To investigate the association between the type of ICU and mortality for children treated at PICUs and adult ICUs.

Design:

This was a national multicenter cohort study. Data were collected from electronic critical care data management systems at 3 units and from national intensive care registries at 26 units.

Setting:

We assessed the incidence of admissions, length of stay at ICUs, main diagnoses, and mortality for children at ICUs. Units were categorized as PICUs or as adult ICUs located at university hospitals or at non-academic central hospitals.

Patients:

Children younger than 17 years of age treated at ICUs in Finland.

Interventions:

Not applicable.

Measurements and Main Results:

There were 4,876 admissions from 2009 to 2010, and 98.9% of patients survived until unit discharge.

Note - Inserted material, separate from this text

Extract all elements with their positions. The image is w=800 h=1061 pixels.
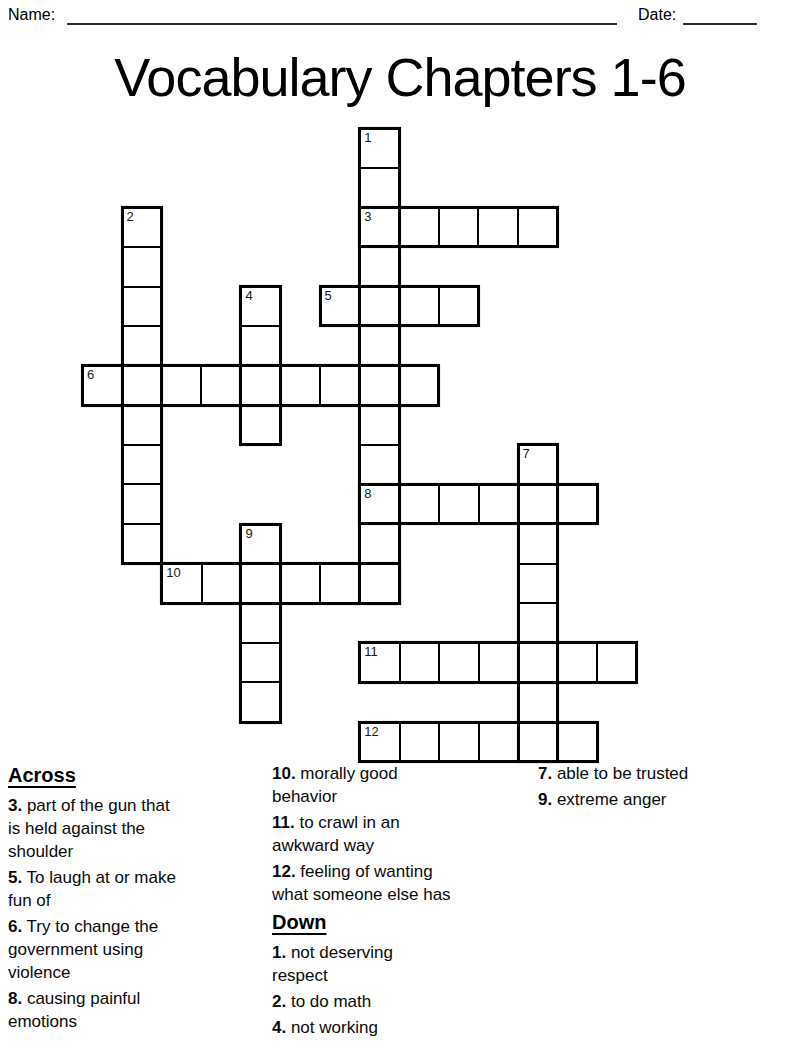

The mean length of stay was 3.0 ± 7.4 days; 1,395 patients (35%) required mechanical ventilation at PICUs versus 167 (35%) at adult university hospital ICUs versus 79 (19%) at central hospital ICUs (p < 0.001). The odds for mortality in univariate regression analysis were emergency admission (odds ratio, 3.99; 95% CI, 1.82–8.76), cardiovascular (odds ratio, 7.84; 95% CI, 3.49–22.88), gastrointestinal (odds ratio, 5.37; 95% CI, 1.45–19.88), acute infections (odds ratio, 2.83; 95% CI, 1.23–6.48), hematologic/oncologic disease (odds ratio, 10.32; 95% CI, 3.14–33.86), and nonsurgical trauma (odds ratio, 3.53; 95% CI, 1.19–10.41). Treatment at adult ICUs had higher odds of mortality compared with PICUs (university hospital: odds ratio, 3.93; 95% CI, 1.85–8.35 and central hospital: odds ratio, 3.91; 95% CI, 1.69–9.05), adjusted for readmission less than 48 hours after discharge, emergency admission, mechanical ventilation, and diagnostic group.

Conclusions:

Pediatric patients treated at PICUs showed lower mortality. Requirement of mechanical ventilation, emergency admission, and readmission less than 48 hours after discharge and cardiovascular, gastrointestinal, acute infections, hematologic/oncologic disease, and nonsurgical trauma were associated with higher risk of mortality.